Expertly portrayed by Emma Watson, Belle in live-action is very much like her animated counterpart, but somehow more so. She’s just as lively and just as lovely, but with an extra dimension (no pun intended, promise!). Watson brings more grace and resilience to Belle in her subtle, heartfelt performance.
Most of the main villagers get a makeover in some way. Luke Evans’s Gaston may not be as cartoonish as his animated counterpart, but is far more realistic. Josh Gad’s LeFou is updated with a twist that explains his slavish devotion to Gaston, and Kevin Kline’s overly protective Maurice has a sympathetic backstory that makes him less of a bumbling idiot.
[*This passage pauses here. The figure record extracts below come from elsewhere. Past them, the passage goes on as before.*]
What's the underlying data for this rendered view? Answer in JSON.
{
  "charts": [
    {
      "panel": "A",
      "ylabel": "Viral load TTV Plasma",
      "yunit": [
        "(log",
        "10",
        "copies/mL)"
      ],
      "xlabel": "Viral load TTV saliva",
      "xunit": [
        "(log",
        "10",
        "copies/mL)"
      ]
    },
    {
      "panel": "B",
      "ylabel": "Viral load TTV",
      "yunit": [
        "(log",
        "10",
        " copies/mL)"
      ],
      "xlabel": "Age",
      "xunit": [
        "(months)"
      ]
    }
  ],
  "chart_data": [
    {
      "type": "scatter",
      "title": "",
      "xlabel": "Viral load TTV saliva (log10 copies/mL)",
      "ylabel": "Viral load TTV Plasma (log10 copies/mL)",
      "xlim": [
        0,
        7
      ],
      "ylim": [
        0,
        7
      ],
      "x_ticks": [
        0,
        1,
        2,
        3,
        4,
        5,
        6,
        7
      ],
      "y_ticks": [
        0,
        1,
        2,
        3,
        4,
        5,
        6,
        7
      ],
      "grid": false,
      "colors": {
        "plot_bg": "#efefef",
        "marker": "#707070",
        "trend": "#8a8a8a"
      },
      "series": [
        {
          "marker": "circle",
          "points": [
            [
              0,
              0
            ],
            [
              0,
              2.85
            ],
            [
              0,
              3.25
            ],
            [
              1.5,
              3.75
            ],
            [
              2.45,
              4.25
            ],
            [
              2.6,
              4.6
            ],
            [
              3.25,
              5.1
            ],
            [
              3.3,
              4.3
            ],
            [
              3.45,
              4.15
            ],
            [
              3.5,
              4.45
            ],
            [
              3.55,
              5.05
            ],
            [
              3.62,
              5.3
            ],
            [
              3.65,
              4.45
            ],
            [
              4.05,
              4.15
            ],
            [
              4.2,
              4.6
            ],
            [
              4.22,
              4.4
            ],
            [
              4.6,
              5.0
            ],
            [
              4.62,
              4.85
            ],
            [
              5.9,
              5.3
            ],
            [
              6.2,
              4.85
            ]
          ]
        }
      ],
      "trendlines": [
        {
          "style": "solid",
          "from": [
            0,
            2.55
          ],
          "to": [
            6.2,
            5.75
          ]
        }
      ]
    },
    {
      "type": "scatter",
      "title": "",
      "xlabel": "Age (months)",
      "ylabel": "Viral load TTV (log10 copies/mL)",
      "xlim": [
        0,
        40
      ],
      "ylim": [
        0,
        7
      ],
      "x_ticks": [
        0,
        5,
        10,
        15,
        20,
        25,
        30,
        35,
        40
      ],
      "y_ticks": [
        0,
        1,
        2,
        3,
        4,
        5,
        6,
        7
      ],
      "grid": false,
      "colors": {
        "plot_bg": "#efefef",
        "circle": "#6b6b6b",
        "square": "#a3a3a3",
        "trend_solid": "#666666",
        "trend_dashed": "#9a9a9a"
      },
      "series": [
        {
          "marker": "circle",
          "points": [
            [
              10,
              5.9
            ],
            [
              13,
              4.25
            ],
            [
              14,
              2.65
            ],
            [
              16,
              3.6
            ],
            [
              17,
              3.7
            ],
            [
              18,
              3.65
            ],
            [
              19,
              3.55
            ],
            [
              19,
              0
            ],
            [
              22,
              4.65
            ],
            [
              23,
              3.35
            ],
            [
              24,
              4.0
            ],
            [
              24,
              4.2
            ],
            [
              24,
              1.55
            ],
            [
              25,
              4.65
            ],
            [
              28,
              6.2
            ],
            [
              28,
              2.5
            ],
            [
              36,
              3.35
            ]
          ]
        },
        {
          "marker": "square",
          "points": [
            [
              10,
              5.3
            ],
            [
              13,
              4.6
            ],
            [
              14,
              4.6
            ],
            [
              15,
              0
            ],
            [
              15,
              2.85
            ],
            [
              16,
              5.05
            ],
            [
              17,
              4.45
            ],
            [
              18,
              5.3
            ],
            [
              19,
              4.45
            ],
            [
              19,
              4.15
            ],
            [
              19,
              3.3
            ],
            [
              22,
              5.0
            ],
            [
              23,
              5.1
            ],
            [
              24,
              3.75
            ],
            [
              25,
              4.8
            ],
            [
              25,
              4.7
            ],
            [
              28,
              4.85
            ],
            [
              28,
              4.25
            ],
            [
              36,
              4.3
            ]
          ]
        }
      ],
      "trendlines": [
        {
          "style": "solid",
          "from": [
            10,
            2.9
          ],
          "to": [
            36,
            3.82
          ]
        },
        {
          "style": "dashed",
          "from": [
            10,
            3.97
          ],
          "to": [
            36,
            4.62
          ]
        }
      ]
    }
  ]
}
Even Maurice’s eventual capture and imprisonment by the Beast has slightly more logic behind it, making it a plot point rather than a plot contrivance.
As animated household objects, the rest of the cast are as familiar as when they first graced our screens 26 years ago. Lumière (Ewan McGregor), Cogsworth (Ian McKellan) and Mrs Potts (Emma Thompson) are more realistically and intricately designed, allowing Disney to show off how far their CGI technology has come. This said, I feel in making these characters so lifelike and detailed, they’ve lost a little sparkle. They’re incredibly realistic, or at least as realistic as a walking candelabra and a talking clock can be, and the animation behind them is truly stunning. However, in worrying about the physics of how these animate objects interact with the real world, they all have less vigour. This is no fault of the voice acting, as everyone does an impressive job with their roles. It’s just the difference between what can happen in cartoons versus “real life”, as it were.
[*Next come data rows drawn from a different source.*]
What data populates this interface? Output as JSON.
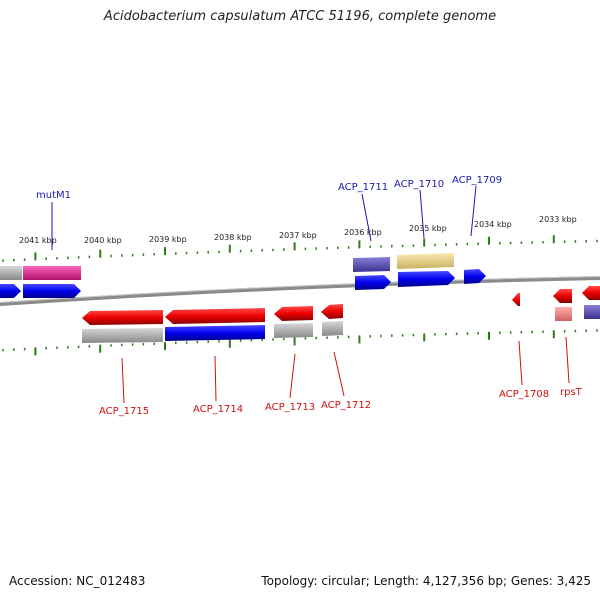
{
  "title": "Acidobacterium capsulatum ATCC 51196, complete genome",
  "footer": {
    "accession": "Accession: NC_012483",
    "summary": "Topology: circular; Length: 4,127,356 bp; Genes: 3,425"
  },
  "colors": {
    "forward_cds": "#0000ee",
    "reverse_cds": "#ee0000",
    "forward_label": "#1a1aa8",
    "reverse_label": "#cc1111",
    "backbone": "#808080",
    "ticks": "#2e7d1a",
    "magenta_feature": "#e0208a",
    "purple_feature": "#5a4fb0",
    "yellow_feature": "#e8d890",
    "gray_feature": "#b0b0b0",
    "pink_feature": "#f08080"
  },
  "scale": {
    "kbp_labels": [
      "2041 kbp",
      "2040 kbp",
      "2039 kbp",
      "2038 kbp",
      "2037 kbp",
      "2036 kbp",
      "2035 kbp",
      "2034 kbp",
      "2033 kbp"
    ]
  },
  "forward_gene_labels": [
    "mutM1",
    "ACP_1711",
    "ACP_1710",
    "ACP_1709"
  ],
  "reverse_gene_labels": [
    "ACP_1715",
    "ACP_1714",
    "ACP_1713",
    "ACP_1712",
    "ACP_1708",
    "rpsT"
  ]
}
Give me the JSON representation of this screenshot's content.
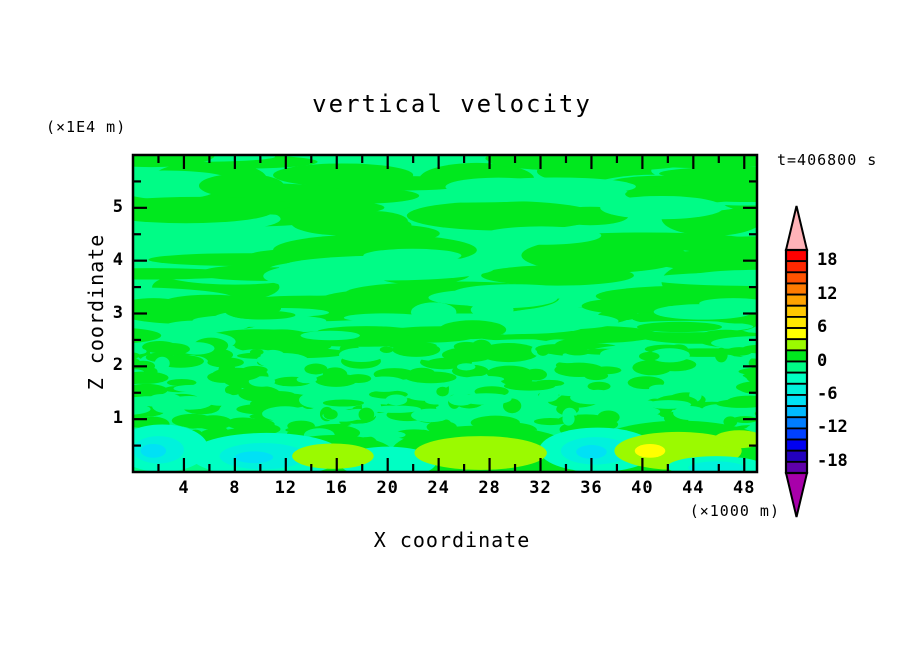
{
  "chart_data": {
    "type": "heatmap",
    "subtype": "filled-contour-xz-section",
    "title": "vertical velocity",
    "time": "t=406800 s",
    "xlabel": "X coordinate",
    "x_units": "(×1000 m)",
    "ylabel": "Z coordinate",
    "y_units": "(×1E4 m)",
    "xlim": [
      0,
      49
    ],
    "ylim": [
      0,
      6
    ],
    "x_major_ticks": [
      4,
      8,
      12,
      16,
      20,
      24,
      28,
      32,
      36,
      40,
      44,
      48
    ],
    "x_minor_ticks": [
      2,
      6,
      10,
      14,
      18,
      22,
      26,
      30,
      34,
      38,
      42,
      46
    ],
    "y_major_ticks": [
      1,
      2,
      3,
      4,
      5
    ],
    "y_minor_ticks": [
      0.5,
      1.5,
      2.5,
      3.5,
      4.5,
      5.5
    ],
    "grid": false,
    "legend_position": "right-colorbar",
    "contour_interval": 2,
    "colorbar_labels": [
      18,
      12,
      6,
      0,
      -6,
      -12,
      -18
    ],
    "colorbar_range": [
      -20,
      20
    ],
    "over_arrow_color": "#FFB3B8",
    "under_arrow_color": "#A800AA",
    "palette": [
      {
        "name": "red",
        "min": 18,
        "max": 20,
        "color": "#FF0000"
      },
      {
        "name": "red-orange",
        "min": 16,
        "max": 18,
        "color": "#FF2800"
      },
      {
        "name": "orange-red",
        "min": 14,
        "max": 16,
        "color": "#FF5200"
      },
      {
        "name": "orange",
        "min": 12,
        "max": 14,
        "color": "#FF7B00"
      },
      {
        "name": "amber",
        "min": 10,
        "max": 12,
        "color": "#FFA300"
      },
      {
        "name": "gold",
        "min": 8,
        "max": 10,
        "color": "#FFC800"
      },
      {
        "name": "yellow-gold",
        "min": 6,
        "max": 8,
        "color": "#FFE800"
      },
      {
        "name": "yellow",
        "min": 4,
        "max": 6,
        "color": "#FFFF00"
      },
      {
        "name": "green-yellow",
        "min": 2,
        "max": 4,
        "color": "#9BFA00"
      },
      {
        "name": "green",
        "min": 0,
        "max": 2,
        "color": "#00E81E"
      },
      {
        "name": "spring-green",
        "min": -2,
        "max": 0,
        "color": "#00FC86"
      },
      {
        "name": "aquamarine",
        "min": -4,
        "max": -2,
        "color": "#00FFC3"
      },
      {
        "name": "turquoise",
        "min": -6,
        "max": -4,
        "color": "#00F2DC"
      },
      {
        "name": "cyan",
        "min": -8,
        "max": -6,
        "color": "#00E1F5"
      },
      {
        "name": "sky-blue",
        "min": -10,
        "max": -8,
        "color": "#00B9FF"
      },
      {
        "name": "azure",
        "min": -12,
        "max": -10,
        "color": "#007DFF"
      },
      {
        "name": "blue",
        "min": -14,
        "max": -12,
        "color": "#0041FF"
      },
      {
        "name": "deep-blue",
        "min": -16,
        "max": -14,
        "color": "#0000F0"
      },
      {
        "name": "indigo",
        "min": -18,
        "max": -16,
        "color": "#2300BE"
      },
      {
        "name": "violet",
        "min": -20,
        "max": -18,
        "color": "#5F00AA"
      }
    ],
    "background_level": "spring-green",
    "field_description": "Turbulent vertical-velocity cross-section: weak alternating updrafts (green, 0..2) and downdrafts (spring green, -2..0) in horizontally elongated streaks aloft, fine speckled mixing for z between ~0.5 and 2.5, and stronger coherent cells near the surface: cyan/turquoise downdraft cores and yellow-green updraft cores with one yellow maximum.",
    "streak_features": [
      {
        "color": "green",
        "x": 6,
        "z": 5.55,
        "rx": 4.5,
        "rz": 0.33
      },
      {
        "color": "green",
        "x": 16.5,
        "z": 5.62,
        "rx": 5.5,
        "rz": 0.22
      },
      {
        "color": "green",
        "x": 27,
        "z": 5.55,
        "rx": 4.5,
        "rz": 0.3
      },
      {
        "color": "green",
        "x": 41,
        "z": 5.5,
        "rx": 6.5,
        "rz": 0.28
      },
      {
        "color": "green",
        "x": 10,
        "z": 4.95,
        "rx": 6.5,
        "rz": 0.3
      },
      {
        "color": "green",
        "x": 29,
        "z": 4.85,
        "rx": 7.5,
        "rz": 0.28
      },
      {
        "color": "green",
        "x": 45.5,
        "z": 4.8,
        "rx": 4.0,
        "rz": 0.33
      },
      {
        "color": "green",
        "x": 19,
        "z": 4.2,
        "rx": 8.0,
        "rz": 0.3
      },
      {
        "color": "green",
        "x": 37,
        "z": 4.1,
        "rx": 6.5,
        "rz": 0.33
      },
      {
        "color": "green",
        "x": 46.5,
        "z": 3.6,
        "rx": 5.0,
        "rz": 0.45
      },
      {
        "color": "green",
        "x": 6.5,
        "z": 3.5,
        "rx": 5.0,
        "rz": 0.3
      },
      {
        "color": "green",
        "x": 26,
        "z": 3.3,
        "rx": 7.5,
        "rz": 0.3
      }
    ],
    "bottom_features": [
      {
        "color": "green",
        "x": 15.8,
        "z": 0.32,
        "rx": 4.8,
        "rz": 0.38
      },
      {
        "color": "green",
        "x": 27.5,
        "z": 0.38,
        "rx": 7.2,
        "rz": 0.5
      },
      {
        "color": "green",
        "x": 43.0,
        "z": 0.42,
        "rx": 7.2,
        "rz": 0.55
      },
      {
        "color": "aquamarine",
        "x": 2.3,
        "z": 0.45,
        "rx": 3.6,
        "rz": 0.45
      },
      {
        "color": "turquoise",
        "x": 2.0,
        "z": 0.42,
        "rx": 2.0,
        "rz": 0.26
      },
      {
        "color": "cyan",
        "x": 1.6,
        "z": 0.4,
        "rx": 1.0,
        "rz": 0.13
      },
      {
        "color": "aquamarine",
        "x": 10.5,
        "z": 0.32,
        "rx": 6.0,
        "rz": 0.42
      },
      {
        "color": "turquoise",
        "x": 10.2,
        "z": 0.3,
        "rx": 3.4,
        "rz": 0.25
      },
      {
        "color": "cyan",
        "x": 9.5,
        "z": 0.28,
        "rx": 1.5,
        "rz": 0.11
      },
      {
        "color": "aquamarine",
        "x": 20.0,
        "z": 0.18,
        "rx": 3.8,
        "rz": 0.3
      },
      {
        "color": "aquamarine",
        "x": 36.5,
        "z": 0.42,
        "rx": 4.6,
        "rz": 0.42
      },
      {
        "color": "turquoise",
        "x": 36.3,
        "z": 0.4,
        "rx": 2.7,
        "rz": 0.26
      },
      {
        "color": "cyan",
        "x": 36.0,
        "z": 0.38,
        "rx": 1.2,
        "rz": 0.13
      },
      {
        "color": "green-yellow",
        "x": 15.7,
        "z": 0.3,
        "rx": 3.2,
        "rz": 0.24
      },
      {
        "color": "green-yellow",
        "x": 27.3,
        "z": 0.36,
        "rx": 5.2,
        "rz": 0.32
      },
      {
        "color": "green-yellow",
        "x": 42.8,
        "z": 0.4,
        "rx": 5.0,
        "rz": 0.36
      },
      {
        "color": "green-yellow",
        "x": 47.6,
        "z": 0.62,
        "rx": 2.0,
        "rz": 0.17
      },
      {
        "color": "yellow",
        "x": 40.6,
        "z": 0.4,
        "rx": 1.2,
        "rz": 0.13
      },
      {
        "color": "aquamarine",
        "x": 45.8,
        "z": 0.1,
        "rx": 3.8,
        "rz": 0.2
      },
      {
        "color": "turquoise",
        "x": 45.8,
        "z": 0.08,
        "rx": 2.2,
        "rz": 0.12
      }
    ]
  }
}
Unfortunately, this lack of vigour extends throughout the movie. The ensemble villagers, the village itself, even the castle and surrounds lack the vibrancy, colour and energy of the original. There’s very little oomph in the musical numbers, and Gaston’s song is especially lacklustre, as is Be Our Guest. As the most rousing, singalong songs of the soundtrack, this is disappointing when you’re expecting a joyous, toe-tapping time. The lyrics and the melodies are all the same, but missing that certain je ne sais quoi.
Thank goodness then that Watson and Dan Stevens as The Beast shine. Here is where I’ll say live-action and motion-capture CGI characters win over traditional animation. Both Watson and Stevens can express a wider range of delicate and understated emotions, which in turn sells the love story in a far more genuine way. Watson plays Belle as a straightforward, takes-no-crap young woman, who gives as good as she gets from Beast. And while Stevens’s Beast is a mean, easily angered, well… Beast, he has far more range and depths to draw on. The love story is no longer a switch thrown in the middle of the movie, but has a solid build-up and a natural progression that the original definitely lacked.
If we weigh up all the pros and cons of Beauty and the Beast, I can’t tell you if they balance out. The story tampering couldn’t fix all the loose ends and problematic situations of the animated original, but it goes a long way towards righting some previous head-scratching plot points. The elaborate CGI animation and world-building is worth all the technical points it can score, but takes a little soul out of the overall experience. Do I think it’s still worth watching? Definitely. Nostalgia is undoubtedly a powerful force, but fans of the original can expect to be satiated, if not entirely pleased.